Flowers, crosses and handwritten messages now adorn a makeshift memorial outside one of the store’s entrances. Hundreds of residents have visited in the wake of the shooting, where social workers hand out bottled water and offer counseling services.
“If we close it, they win,” said Laura Lopez, 59, who brought her gardening gloves from home to help clear dead flowers from the memorial site Thursday. “Life goes on and you’ve got to go on.”
Many shoppers from Ciudad Juarez went there because it is the closest Walmart to the four border bridges that connect to El Paso. Eight of the people killed in the shooting were Mexican citizens. The vast majority had Hispanic names.
Authorities took more than 10 days to finish processing evidence before returning control of the property to Walmart. It was less time than officials initially anticipated given the scope of the carnage, plus the size of the crime scene where police said up to 3,000 shoppers had gathered. The FBI has returned most of the 230 vehicles that had been in limbo behind crime scene tape for days after the attack.
“It was very meticulous work and certainly not rushed, but working around the clock with our counterparts in the FBI, investigators were able to complete the task sooner than initially anticipated,” El Paso Police Department spokesman Enrique Carrillo.
Police said the suspected gunman, Patrick Crusius, confessed to targeting Mexicans in the attack.
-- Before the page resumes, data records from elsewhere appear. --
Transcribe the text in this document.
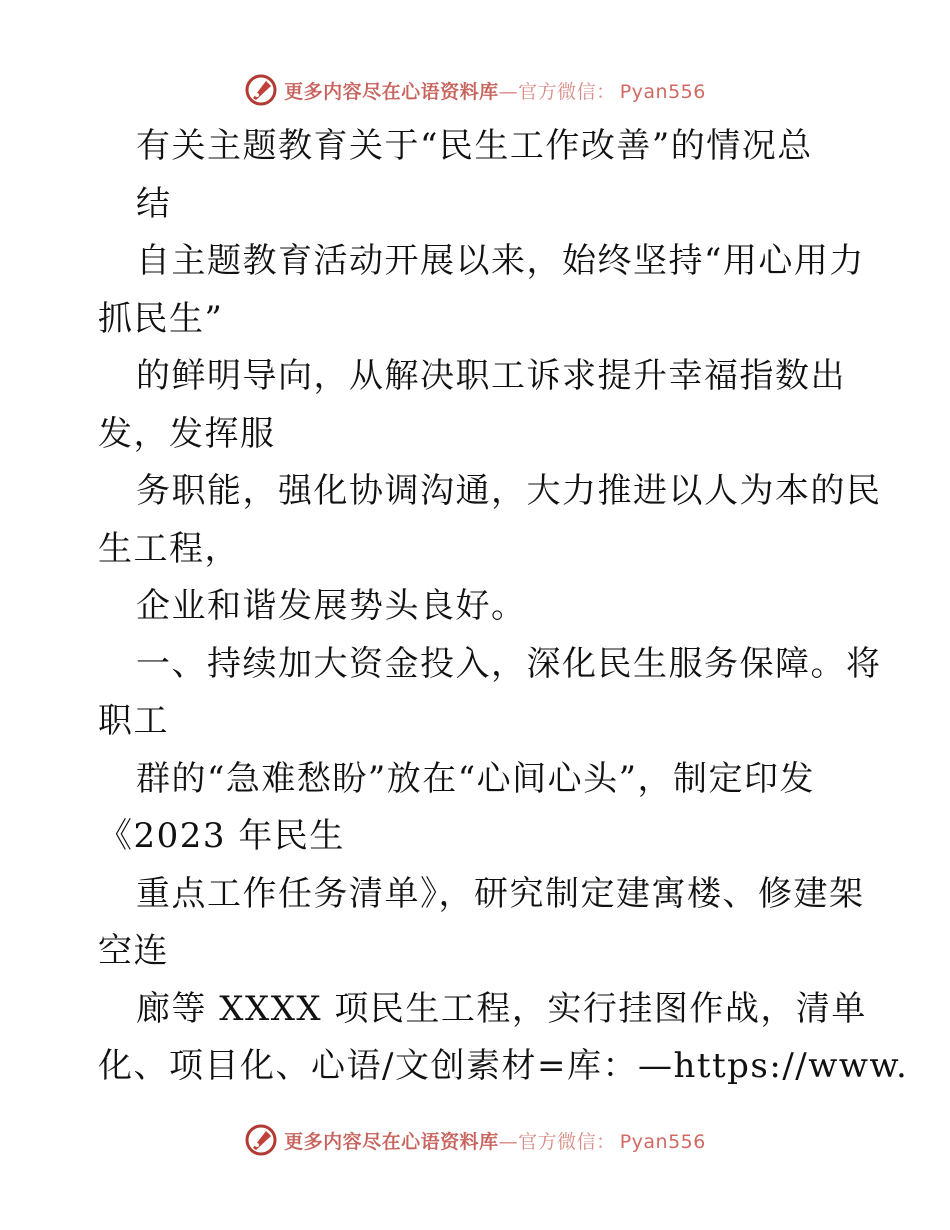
更多内容尽在心语资料库—官方微信： Pyan556
有关主题教育关于“民生工作改善”的情况总
结
自主题教育活动开展以来，始终坚持“用心用力
抓民生”
的鲜明导向，从解决职工诉求提升幸福指数出
发，发挥服
务职能，强化协调沟通，大力推进以人为本的民
生工程，
企业和谐发展势头良好。
一、持续加大资金投入，深化民生服务保障。将
职工
群的“急难愁盼”放在“心间心头”，制定印发
《2023 年民生
重点工作任务清单》，研究制定建寓楼、修建架
空连
廊等 XXXX 项民生工程，实行挂图作战，清单
化、项目化、心语/文创素材=库：—https://www.
更多内容尽在心语资料库—官方微信： Pyan556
They’ve also said that the suspected shooter is the likely author of an anti-Latino screed published online shortly before the shooting. It criticized race-mixing and called Hispanics “invaders.”
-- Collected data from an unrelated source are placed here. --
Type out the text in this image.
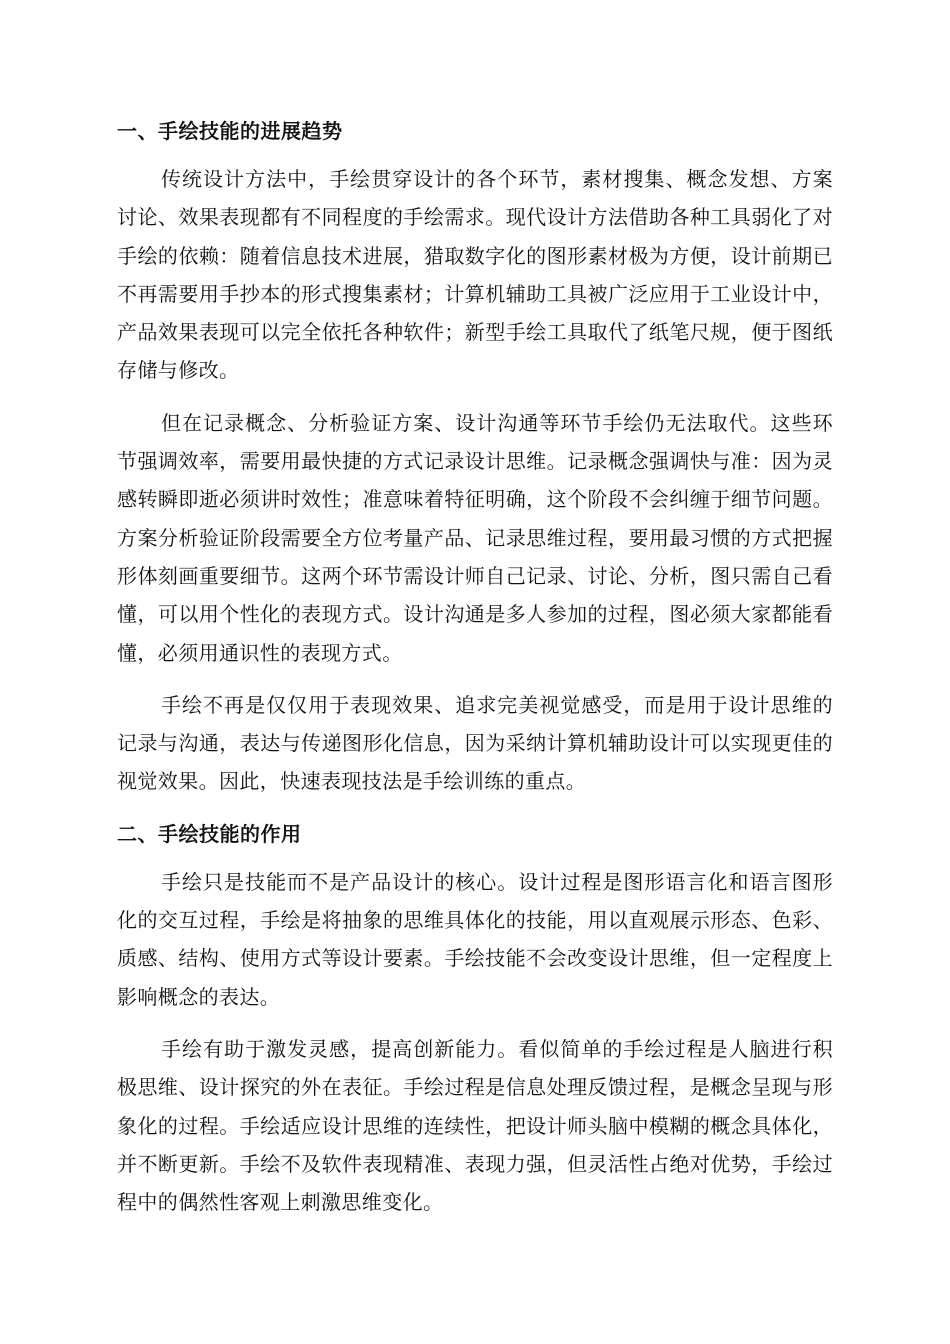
一、手绘技能的进展趋势

传统设计方法中，手绘贯穿设计的各个环节，素材搜集、概念发想、方案讨论、效果表现都有不同程度的手绘需求。现代设计方法借助各种工具弱化了对手绘的依赖：随着信息技术进展，猎取数字化的图形素材极为方便，设计前期已不再需要用手抄本的形式搜集素材；计算机辅助工具被广泛应用于工业设计中，产品效果表现可以完全依托各种软件；新型手绘工具取代了纸笔尺规，便于图纸存储与修改。

但在记录概念、分析验证方案、设计沟通等环节手绘仍无法取代。这些环节强调效率，需要用最快捷的方式记录设计思维。记录概念强调快与准：因为灵感转瞬即逝必须讲时效性；准意味着特征明确，这个阶段不会纠缠于细节问题。方案分析验证阶段需要全方位考量产品、记录思维过程，要用最习惯的方式把握形体刻画重要细节。这两个环节需设计师自己记录、讨论、分析，图只需自己看懂，可以用个性化的表现方式。设计沟通是多人参加的过程，图必须大家都能看懂，必须用通识性的表现方式。

手绘不再是仅仅用于表现效果、追求完美视觉感受，而是用于设计思维的记录与沟通，表达与传递图形化信息，因为采纳计算机辅助设计可以实现更佳的视觉效果。因此，快速表现技法是手绘训练的重点。

二、手绘技能的作用

手绘只是技能而不是产品设计的核心。设计过程是图形语言化和语言图形化的交互过程，手绘是将抽象的思维具体化的技能，用以直观展示形态、色彩、质感、结构、使用方式等设计要素。手绘技能不会改变设计思维，但一定程度上影响概念的表达。

手绘有助于激发灵感，提高创新能力。看似简单的手绘过程是人脑进行积极思维、设计探究的外在表征。手绘过程是信息处理反馈过程，是概念呈现与形象化的过程。手绘适应设计思维的连续性，把设计师头脑中模糊的概念具体化，并不断更新。手绘不及软件表现精准、表现力强，但灵活性占绝对优势，手绘过程中的偶然性客观上刺激思维变化。
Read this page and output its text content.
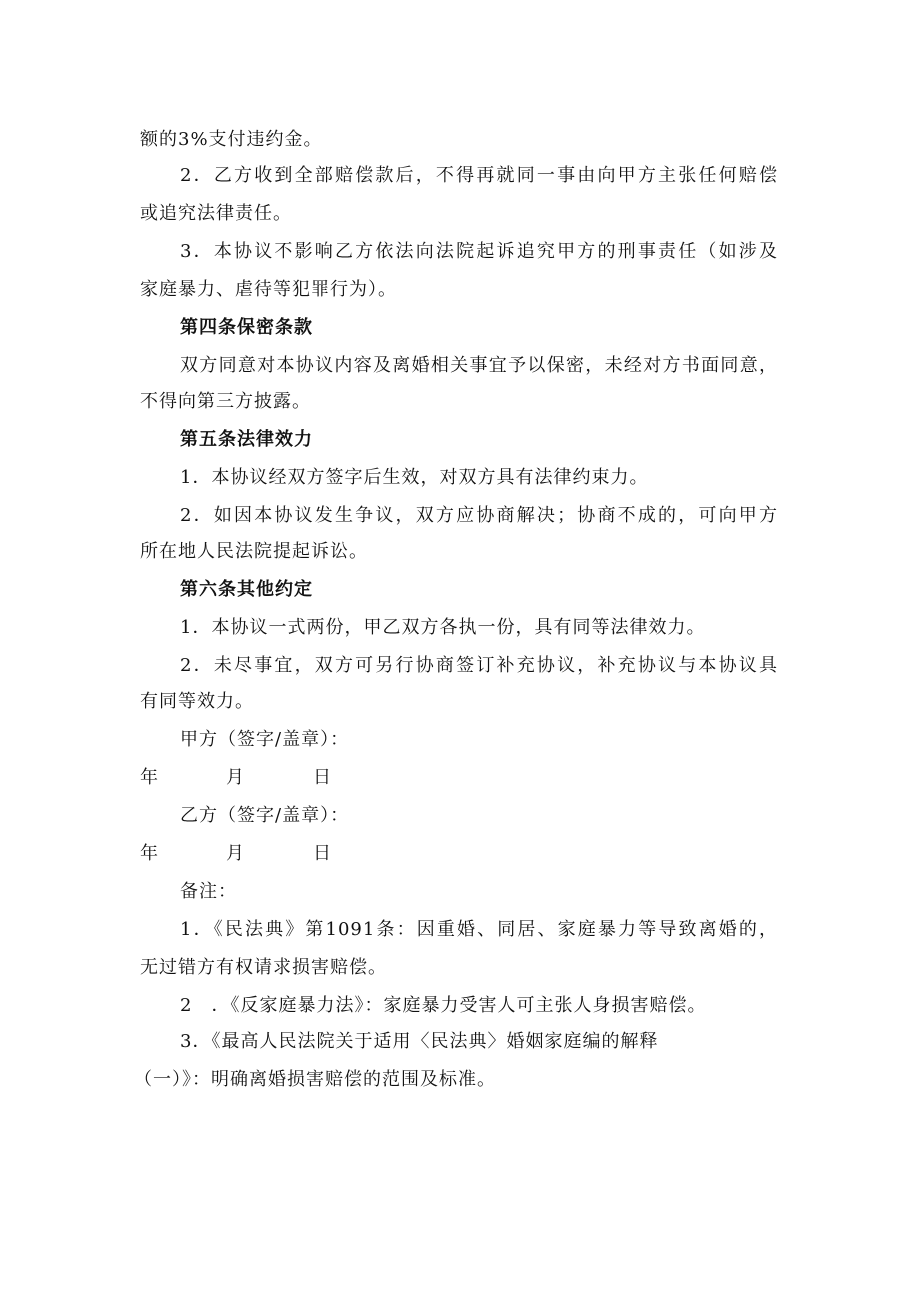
额的3%支付违约金。

2．乙方收到全部赔偿款后，不得再就同一事由向甲方主张任何赔偿

或追究法律责任。

3．本协议不影响乙方依法向法院起诉追究甲方的刑事责任（如涉及

家庭暴力、虐待等犯罪行为）。

第四条保密条款

双方同意对本协议内容及离婚相关事宜予以保密，未经对方书面同意，

不得向第三方披露。

第五条法律效力

1．本协议经双方签字后生效，对双方具有法律约束力。

2．如因本协议发生争议，双方应协商解决；协商不成的，可向甲方

所在地人民法院提起诉讼。

第六条其他约定

1．本协议一式两份，甲乙双方各执一份，具有同等法律效力。

2．未尽事宜，双方可另行协商签订补充协议，补充协议与本协议具

有同等效力。

甲方（签字/盖章）：

年	月	日

乙方（签字/盖章）：

年	月	日

备注：

1．《民法典》第1091条：因重婚、同居、家庭暴力等导致离婚的，

无过错方有权请求损害赔偿。

2　．《反家庭暴力法》：家庭暴力受害人可主张人身损害赔偿。

3．《最高人民法院关于适用〈民法典〉婚姻家庭编的解释

（一）》：明确离婚损害赔偿的范围及标准。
Texas Gov. Greg Abbott met Thursday in Austin with officials from tech giants Google, Facebook and Twitter to discuss ways of combating extremism. Abbott hasn’t proposed any new major gun-control measures but called for a crackdown on internet sites used by violent extremists in the immediate aftermath of the shooting.
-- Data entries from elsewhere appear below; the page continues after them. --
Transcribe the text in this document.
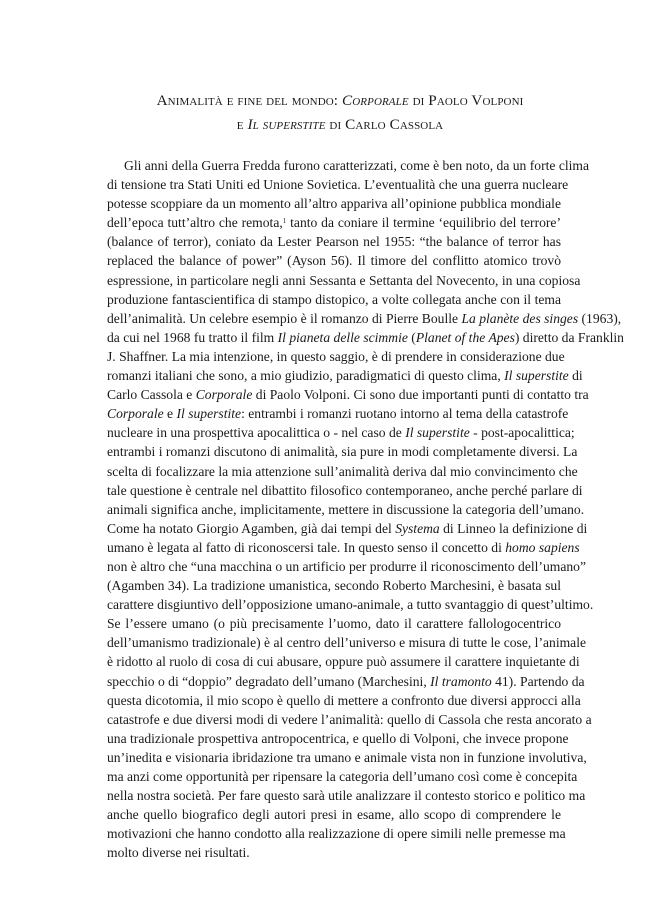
Animalità e fine del mondo: Corporale di Paolo Volponi
e Il superstite di Carlo Cassola
Gli anni della Guerra Fredda furono caratterizzati, come è ben noto, da un forte clima
di tensione tra Stati Uniti ed Unione Sovietica. L’eventualità che una guerra nucleare
potesse scoppiare da un momento all’altro appariva all’opinione pubblica mondiale
dell’epoca tutt’altro che remota,$^1$ tanto da coniare il termine ‘equilibrio del terrore’
(balance of terror), coniato da Lester Pearson nel 1955: “the balance of terror has
replaced the balance of power” (Ayson 56). Il timore del conflitto atomico trovò
espressione, in particolare negli anni Sessanta e Settanta del Novecento, in una copiosa
produzione fantascientifica di stampo distopico, a volte collegata anche con il tema
dell’animalità. Un celebre esempio è il romanzo di Pierre Boulle La planète des singes (1963),
da cui nel 1968 fu tratto il film Il pianeta delle scimmie (Planet of the Apes) diretto da Franklin
J. Shaffner. La mia intenzione, in questo saggio, è di prendere in considerazione due
romanzi italiani che sono, a mio giudizio, paradigmatici di questo clima, Il superstite di
Carlo Cassola e Corporale di Paolo Volponi. Ci sono due importanti punti di contatto tra
Corporale e Il superstite: entrambi i romanzi ruotano intorno al tema della catastrofe
nucleare in una prospettiva apocalittica o - nel caso de Il superstite - post-apocalittica;
entrambi i romanzi discutono di animalità, sia pure in modi completamente diversi. La
scelta di focalizzare la mia attenzione sull’animalità deriva dal mio convincimento che
tale questione è centrale nel dibattito filosofico contemporaneo, anche perché parlare di
animali significa anche, implicitamente, mettere in discussione la categoria dell’umano.
Come ha notato Giorgio Agamben, già dai tempi del Systema di Linneo la definizione di
umano è legata al fatto di riconoscersi tale. In questo senso il concetto di homo sapiens
non è altro che “una macchina o un artificio per produrre il riconoscimento dell’umano”
(Agamben 34). La tradizione umanistica, secondo Roberto Marchesini, è basata sul
carattere disgiuntivo dell’opposizione umano-animale, a tutto svantaggio di quest’ultimo.
Se l’essere umano (o più precisamente l’uomo, dato il carattere fallologocentrico
dell’umanismo tradizionale) è al centro dell’universo e misura di tutte le cose, l’animale
è ridotto al ruolo di cosa di cui abusare, oppure può assumere il carattere inquietante di
specchio o di “doppio” degradato dell’umano (Marchesini, Il tramonto 41). Partendo da
questa dicotomia, il mio scopo è quello di mettere a confronto due diversi approcci alla
catastrofe e due diversi modi di vedere l’animalità: quello di Cassola che resta ancorato a
una tradizionale prospettiva antropocentrica, e quello di Volponi, che invece propone
un’inedita e visionaria ibridazione tra umano e animale vista non in funzione involutiva,
ma anzi come opportunità per ripensare la categoria dell’umano così come è concepita
nella nostra società. Per fare questo sarà utile analizzare il contesto storico e politico ma
anche quello biografico degli autori presi in esame, allo scopo di comprendere le
motivazioni che hanno condotto alla realizzazione di opere simili nelle premesse ma
molto diverse nei risultati.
Police are still preparing their investigation for the local prosecutor, Jaime Esparza, who has said he will seek the death penalty. The Department of Justice has said it will bring federal capital murder charges, and is investigating the shooting as domestic terrorism.
Crusius has been on a suicide watch in an El Paso jail since Aug. 7, according to El Paso County Sheriff’s office spokeswoman Chris Acosta. Crusius has been separated from other inmates, Acosta said Wednesday.
In the days after the shooting, Hargrove said the company was reviewing security protocols. Walmart launched computer-based active shooter training in 2015 and has since increased frequency of its instruction and added a virtual reality component.
The El Paso City Council has been researching the possibility of requiring armed security guards for large stores, and of requiring certain additional security features at store entrances.
“People are not picking on Walmart in particular but, they used to have off-duty officers hired there all the time. And then for some reason, it went away,” police chief Greg Allen told city council members in an Aug. 8 briefing.
A police spokesman declined to elaborate on the chief’s comments and referred questions to Walmart.